Whether Paul McStay, or the feted ‘three amigos’ of Jorge Cadete, Pierre Van Hooijdonk and Paolo di Canio, the incredulity of various Celts stars as Goram kept defying gravity to help chisel out telling triumphs for Smith’s men is an unmistakable legacy of compelling Old Firm theatre of the period.
Moreover, too, those heights of Rangers nosing to the brink of a Champions League Final in 1993, in a treble-winning campaign. An Eric Cantona-led Leeds United onslaught at Elland Road proved fruitless and Goram held the line as the band of outlaws Smith had assembled since taking over cultivated an industrious winning mentality.
Lancashire-born Goram was, generally, never a man to repent. However, having faced Smith’s wrath at the end of a personally errant 1993/94, and his unceremonious placing on the transfer list, it was the only real regret of a long career.
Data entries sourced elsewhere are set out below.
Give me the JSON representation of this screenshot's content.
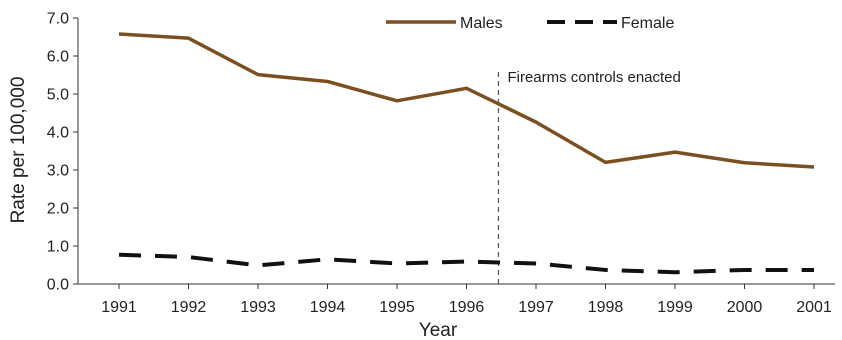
{
  "chart_data": {
    "type": "line",
    "title": "",
    "xlabel": "Year",
    "ylabel": "Rate per 100,000",
    "categories": [
      "1991",
      "1992",
      "1993",
      "1994",
      "1995",
      "1996",
      "1997",
      "1998",
      "1999",
      "2000",
      "2001"
    ],
    "yticks": [
      "0.0",
      "1.0",
      "2.0",
      "3.0",
      "4.0",
      "5.0",
      "6.0",
      "7.0"
    ],
    "ylim": [
      0,
      7
    ],
    "grid": false,
    "legend_position": "top-right",
    "series": [
      {
        "name": "Males",
        "color": "#7a4f22",
        "style": "solid",
        "values": [
          6.58,
          6.47,
          5.51,
          5.33,
          4.82,
          5.15,
          4.26,
          3.2,
          3.47,
          3.19,
          3.08
        ]
      },
      {
        "name": "Female",
        "color": "#111111",
        "style": "dashed",
        "values": [
          0.77,
          0.71,
          0.49,
          0.65,
          0.54,
          0.59,
          0.54,
          0.37,
          0.31,
          0.37,
          0.37
        ]
      }
    ],
    "annotation": {
      "text": "Firearms controls enacted",
      "x_after_category": "1996"
    }
  }
}
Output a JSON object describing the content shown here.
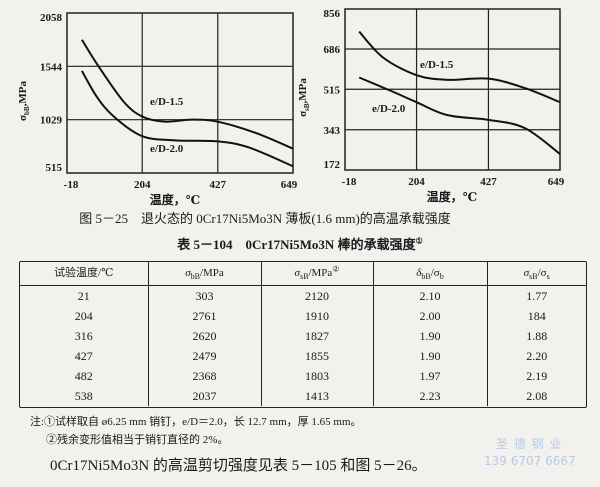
{
  "chart_data": [
    {
      "type": "line",
      "ylabel": "σbB,MPa",
      "ylabel_sym": "σ",
      "ylabel_sub": "bB",
      "ylabel_unit": ",MPa",
      "xlabel": "温度，℃",
      "xlim": [
        -18,
        649
      ],
      "ylim": [
        515,
        2058
      ],
      "xticks": [
        "-18",
        "204",
        "427",
        "649"
      ],
      "yticks": [
        "515",
        "1029",
        "1544",
        "2058"
      ],
      "grid": true,
      "series": [
        {
          "name": "e/D-1.5",
          "x": [
            26,
            75,
            150,
            204,
            270,
            350,
            427,
            540,
            649
          ],
          "y": [
            1800,
            1544,
            1200,
            1060,
            1010,
            1030,
            1010,
            900,
            750
          ]
        },
        {
          "name": "e/D-2.0",
          "x": [
            26,
            70,
            120,
            204,
            300,
            427,
            520,
            649
          ],
          "y": [
            1500,
            1250,
            1060,
            870,
            830,
            820,
            760,
            580
          ]
        }
      ]
    },
    {
      "type": "line",
      "ylabel": "σsB,MPa",
      "ylabel_sym": "σ",
      "ylabel_sub": "sB",
      "ylabel_unit": ",MPa",
      "xlabel": "温度，℃",
      "xlim": [
        -18,
        649
      ],
      "ylim": [
        172,
        856
      ],
      "xticks": [
        "-18",
        "204",
        "427",
        "649"
      ],
      "yticks": [
        "172",
        "343",
        "515",
        "686",
        "856"
      ],
      "grid": true,
      "series": [
        {
          "name": "e/D-1.5",
          "x": [
            26,
            100,
            204,
            300,
            427,
            540,
            649
          ],
          "y": [
            760,
            650,
            575,
            555,
            560,
            520,
            460
          ]
        },
        {
          "name": "e/D-2.0",
          "x": [
            26,
            130,
            204,
            300,
            427,
            540,
            649
          ],
          "y": [
            565,
            505,
            460,
            405,
            385,
            350,
            240
          ]
        }
      ]
    }
  ],
  "figure_caption": "图 5－25　退火态的 0Cr17Ni5Mo3N 薄板(1.6 mm)的高温承载强度",
  "table": {
    "title": "表 5－104　0Cr17Ni5Mo3N 棒的承载强度",
    "title_mark": "①",
    "headers": [
      {
        "text": "试验温度/℃"
      },
      {
        "sym": "σ",
        "sub": "bB",
        "unit": "/MPa",
        "mark": ""
      },
      {
        "sym": "σ",
        "sub": "sB",
        "unit": "/MPa",
        "mark": "②"
      },
      {
        "sym": "δ",
        "sub": "bB",
        "unit": "/σ",
        "sub2": "b"
      },
      {
        "sym": "σ",
        "sub": "sB",
        "unit": "/σ",
        "sub2": "s"
      }
    ],
    "rows": [
      [
        "21",
        "303",
        "2120",
        "2.10",
        "1.77"
      ],
      [
        "204",
        "2761",
        "1910",
        "2.00",
        "184"
      ],
      [
        "316",
        "2620",
        "1827",
        "1.90",
        "1.88"
      ],
      [
        "427",
        "2479",
        "1855",
        "1.90",
        "2.20"
      ],
      [
        "482",
        "2368",
        "1803",
        "1.97",
        "2.19"
      ],
      [
        "538",
        "2037",
        "1413",
        "2.23",
        "2.08"
      ]
    ]
  },
  "notes": [
    "注:①试样取自 ø6.25 mm 销钉，e/D＝2.0，长 12.7 mm，厚 1.65 mm。",
    "②残余变形值相当于销钉直径的 2%。"
  ],
  "paragraph": "0Cr17Ni5Mo3N 的高温剪切强度见表 5－105 和图 5－26。",
  "watermark": {
    "line1": "圣 德 钢 业",
    "line2": "139 6707 6667",
    "color": "#b8c9e4"
  }
}
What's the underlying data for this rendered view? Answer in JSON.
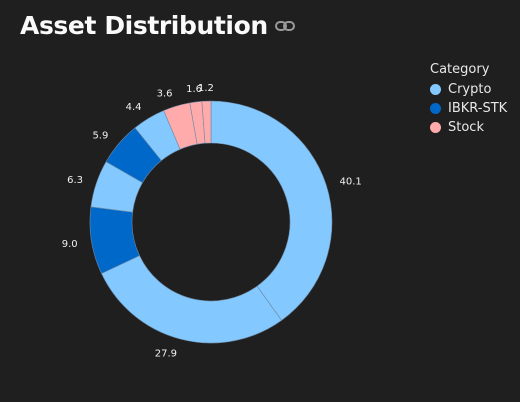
{
  "header": {
    "title": "Asset Distribution",
    "link_icon": "link-icon"
  },
  "legend": {
    "title": "Category",
    "items": [
      {
        "label": "Crypto",
        "color": "#83c9ff"
      },
      {
        "label": "IBKR-STK",
        "color": "#0068c9"
      },
      {
        "label": "Stock",
        "color": "#ffabab"
      }
    ]
  },
  "chart_data": {
    "type": "pie",
    "hole": true,
    "slices": [
      {
        "category": "Crypto",
        "value": 40.1,
        "label": "40.1",
        "color": "#83c9ff"
      },
      {
        "category": "Crypto",
        "value": 27.9,
        "label": "27.9",
        "color": "#83c9ff"
      },
      {
        "category": "IBKR-STK",
        "value": 9.0,
        "label": "9.0",
        "color": "#0068c9"
      },
      {
        "category": "Crypto",
        "value": 6.3,
        "label": "6.3",
        "color": "#83c9ff"
      },
      {
        "category": "IBKR-STK",
        "value": 5.9,
        "label": "5.9",
        "color": "#0068c9"
      },
      {
        "category": "Crypto",
        "value": 4.4,
        "label": "4.4",
        "color": "#83c9ff"
      },
      {
        "category": "Stock",
        "value": 3.6,
        "label": "3.6",
        "color": "#ffabab"
      },
      {
        "category": "Stock",
        "value": 1.6,
        "label": "1.6",
        "color": "#ffabab"
      },
      {
        "category": "Stock",
        "value": 1.2,
        "label": "1.2",
        "color": "#ffabab"
      }
    ]
  }
}
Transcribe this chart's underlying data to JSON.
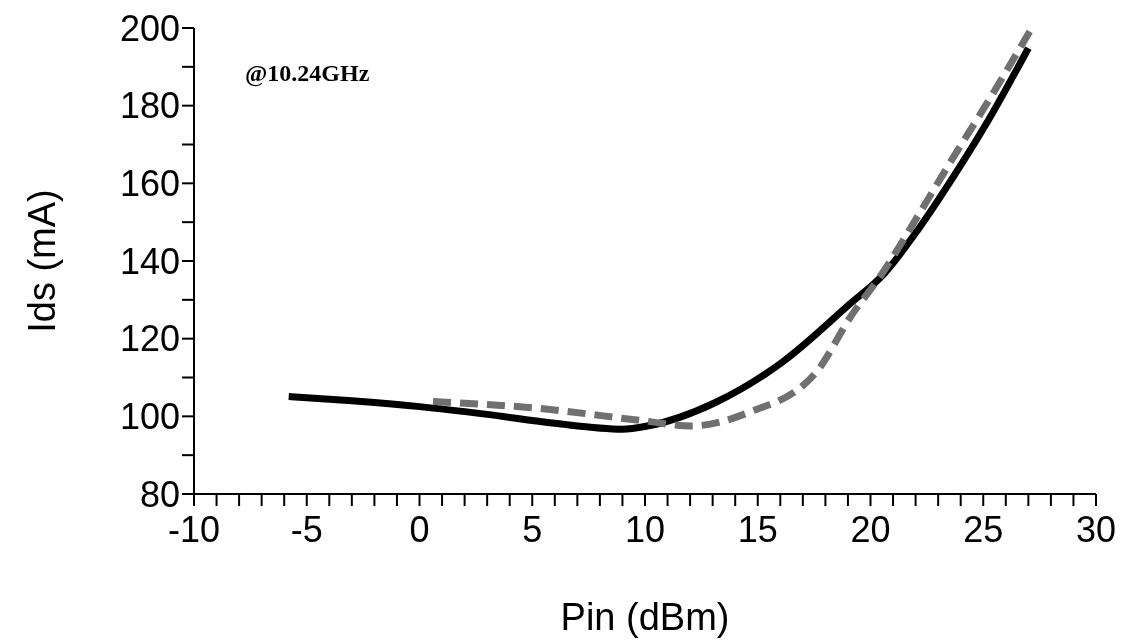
{
  "chart_data": {
    "type": "line",
    "xlabel": "Pin (dBm)",
    "ylabel": "Ids (mA)",
    "annotations": [
      "@10.24GHz"
    ],
    "xlim": [
      -10,
      30
    ],
    "ylim": [
      80,
      200
    ],
    "xticks": [
      -10,
      {
        "value": -9,
        "label": null
      },
      {
        "value": -8,
        "label": null
      },
      {
        "value": -7,
        "label": null
      },
      {
        "value": -6,
        "label": null
      },
      -5,
      {
        "value": -4,
        "label": null
      },
      {
        "value": -3,
        "label": null
      },
      {
        "value": -2,
        "label": null
      },
      {
        "value": -1,
        "label": null
      },
      0,
      {
        "value": 1,
        "label": null
      },
      {
        "value": 2,
        "label": null
      },
      {
        "value": 3,
        "label": null
      },
      {
        "value": 4,
        "label": null
      },
      5,
      {
        "value": 6,
        "label": null
      },
      {
        "value": 7,
        "label": null
      },
      {
        "value": 8,
        "label": null
      },
      {
        "value": 9,
        "label": null
      },
      10,
      {
        "value": 11,
        "label": null
      },
      {
        "value": 12,
        "label": null
      },
      {
        "value": 13,
        "label": null
      },
      {
        "value": 14,
        "label": null
      },
      15,
      {
        "value": 16,
        "label": null
      },
      {
        "value": 17,
        "label": null
      },
      {
        "value": 18,
        "label": null
      },
      {
        "value": 19,
        "label": null
      },
      20,
      {
        "value": 21,
        "label": null
      },
      {
        "value": 22,
        "label": null
      },
      {
        "value": 23,
        "label": null
      },
      {
        "value": 24,
        "label": null
      },
      25,
      {
        "value": 26,
        "label": null
      },
      {
        "value": 27,
        "label": null
      },
      {
        "value": 28,
        "label": null
      },
      {
        "value": 29,
        "label": null
      },
      30
    ],
    "yticks": [
      80,
      {
        "value": 90,
        "label": null
      },
      100,
      {
        "value": 110,
        "label": null
      },
      120,
      {
        "value": 130,
        "label": null
      },
      140,
      {
        "value": 150,
        "label": null
      },
      160,
      {
        "value": 170,
        "label": null
      },
      180,
      {
        "value": 190,
        "label": null
      },
      200
    ],
    "marker": "none",
    "series": [
      {
        "color": "#000000",
        "line_style": "solid",
        "x": [
          -5.8,
          -3,
          0,
          3,
          6,
          9,
          10.1,
          13.1,
          16.1,
          19.1,
          20.6,
          22.1,
          23.6,
          25.1,
          27
        ],
        "values": [
          105.1,
          104,
          102.5,
          100.5,
          98.2,
          96.7,
          97.5,
          103.5,
          114,
          129,
          136.7,
          148,
          161,
          175,
          194.8
        ]
      },
      {
        "color": "#707070",
        "line_style": "dashed",
        "x": [
          0.6,
          5,
          10,
          12,
          14.6,
          17.6,
          19.1,
          20.6,
          22.1,
          23.6,
          25.1,
          27.1
        ],
        "values": [
          103.8,
          102.2,
          98.8,
          97.5,
          101,
          111.4,
          125.5,
          137.5,
          151.6,
          166,
          180,
          199.5
        ]
      }
    ]
  }
}
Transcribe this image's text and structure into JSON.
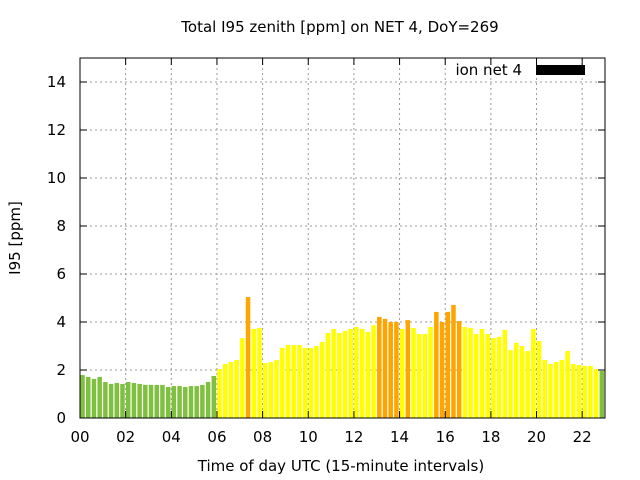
{
  "chart_data": {
    "type": "bar",
    "title": "Total I95 zenith [ppm] on NET 4, DoY=269",
    "xlabel": "Time of day UTC (15-minute intervals)",
    "ylabel": "I95 [ppm]",
    "ylim": [
      0,
      15
    ],
    "xlim_hours": [
      0,
      23
    ],
    "bar_interval_hours": 0.25,
    "grid": true,
    "legend": {
      "label": "ion net 4",
      "color": "#000000",
      "placement": "top-right"
    },
    "yticks": [
      "0",
      "2",
      "4",
      "6",
      "8",
      "10",
      "12",
      "14"
    ],
    "xticks": [
      "00",
      "02",
      "04",
      "06",
      "08",
      "10",
      "12",
      "14",
      "16",
      "18",
      "20",
      "22"
    ],
    "color_scale": [
      {
        "below": 2,
        "color": "#80c040"
      },
      {
        "below": 4,
        "color": "#ffff00"
      },
      {
        "below": 100,
        "color": "#ffa500"
      }
    ],
    "values": [
      1.79,
      1.71,
      1.63,
      1.71,
      1.5,
      1.42,
      1.46,
      1.42,
      1.5,
      1.46,
      1.42,
      1.38,
      1.38,
      1.38,
      1.38,
      1.29,
      1.33,
      1.33,
      1.29,
      1.33,
      1.33,
      1.38,
      1.5,
      1.75,
      2.04,
      2.25,
      2.33,
      2.42,
      3.33,
      5.04,
      3.71,
      3.75,
      2.29,
      2.33,
      2.42,
      2.92,
      3.04,
      3.04,
      3.04,
      2.92,
      2.92,
      3.0,
      3.17,
      3.54,
      3.71,
      3.54,
      3.63,
      3.71,
      3.79,
      3.71,
      3.58,
      3.86,
      4.21,
      4.13,
      4.0,
      4.0,
      3.71,
      4.08,
      3.75,
      3.5,
      3.5,
      3.79,
      4.42,
      4.0,
      4.42,
      4.71,
      4.04,
      3.79,
      3.75,
      3.5,
      3.71,
      3.5,
      3.33,
      3.38,
      3.67,
      2.83,
      3.13,
      3.0,
      2.79,
      3.71,
      3.21,
      2.42,
      2.25,
      2.33,
      2.42,
      2.79,
      2.25,
      2.21,
      2.17,
      2.17,
      2.04,
      1.96
    ]
  }
}
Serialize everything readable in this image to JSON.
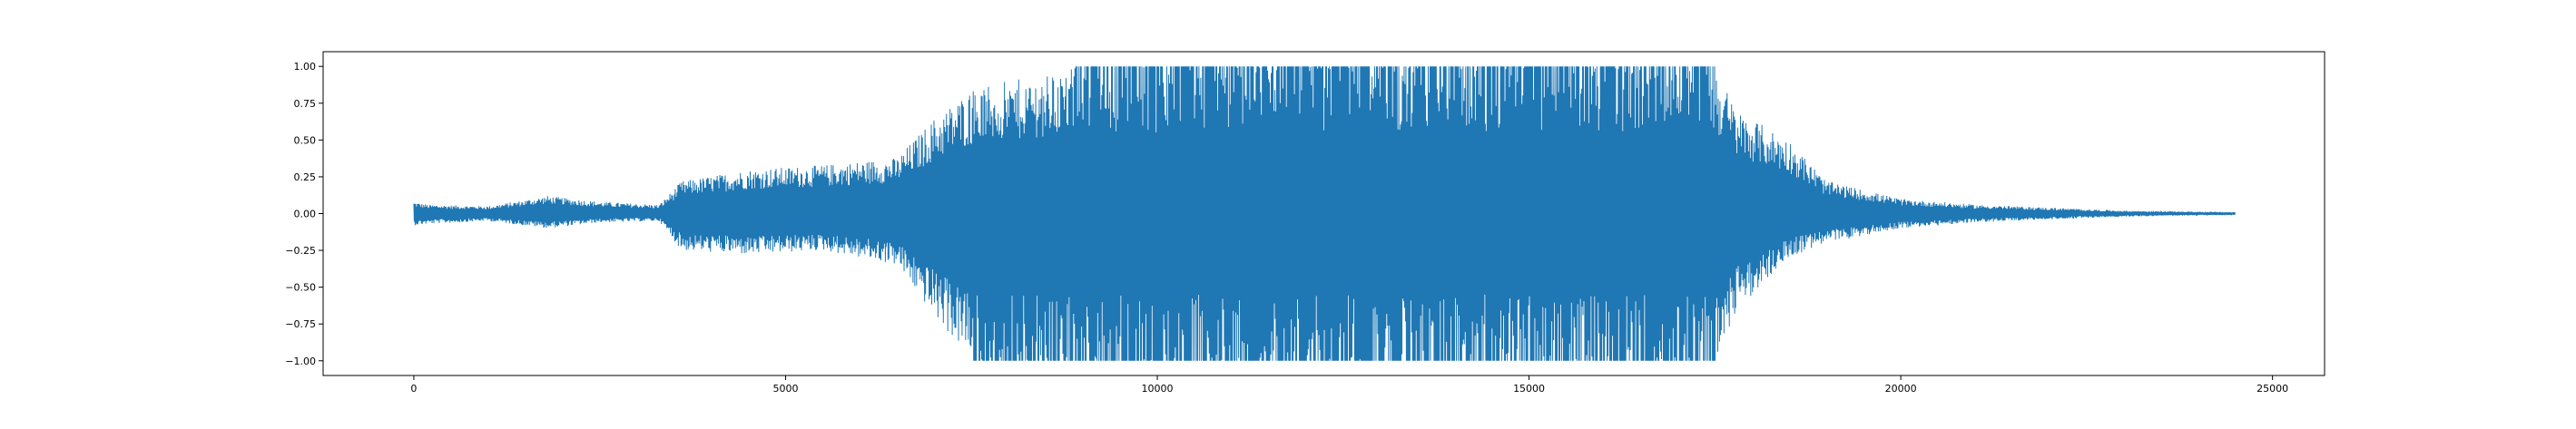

Sadly, having been lost to a dreadful disease within just a few months of diagnosis, it was remarkable that Goram managed to make a personal appearance at a charity event in Airdrie only last week. ‘The Goalie’ chatted for half an hour as some former Rangers players in attendance spoke afterwards with understandable poignancy.
Beyond the devil-may-care exterior lay a man of principle. Goram knew his value. Ex-Scotland captain Colin Hendry told the story of how he could not be persuaded to remain in the Scotland camp prior to the 1998 World Cup in France when he discovered that manager Craig Brown was going to select 40-year-old Jim Leighton ahead of him. By then, Goram was a reluctant Rangers departee and not for listlessly hanging around on the international margins.
The ex-Hibernian man had an Indian Summer of sorts at both Manchester United — briefly — and Motherwell, where he continued to thwart Celtic, was also a keen cricketer who knew both Phil and Gary Neville well upon arrival at Old Trafford, from younger days by the stumps in Lancashire.
Indeed, in his early Ibrox days, there was disappointment when Smith ordered him to shelve the cricket and concentrate exclusively on football. ‘Which Scottish football internationalist took two wickets in the NatWest Trophy?’ Now you know the answer to an old Question of Sport puzzler.
Throughout Rangers’ history, the club has been fortunate to call upon some tremendous, larger-than-life, goalkeepers. In modern times, there is Allan McGregor, Stefan Klos and Woods, with Bobby Brown and Billy Ritchie starring in the fine inter-war years and early 1960s teams respectively.
There will be few, though, inclined to disagree with the status of greatest ever Rangers keeper bestowed on Andy Goram.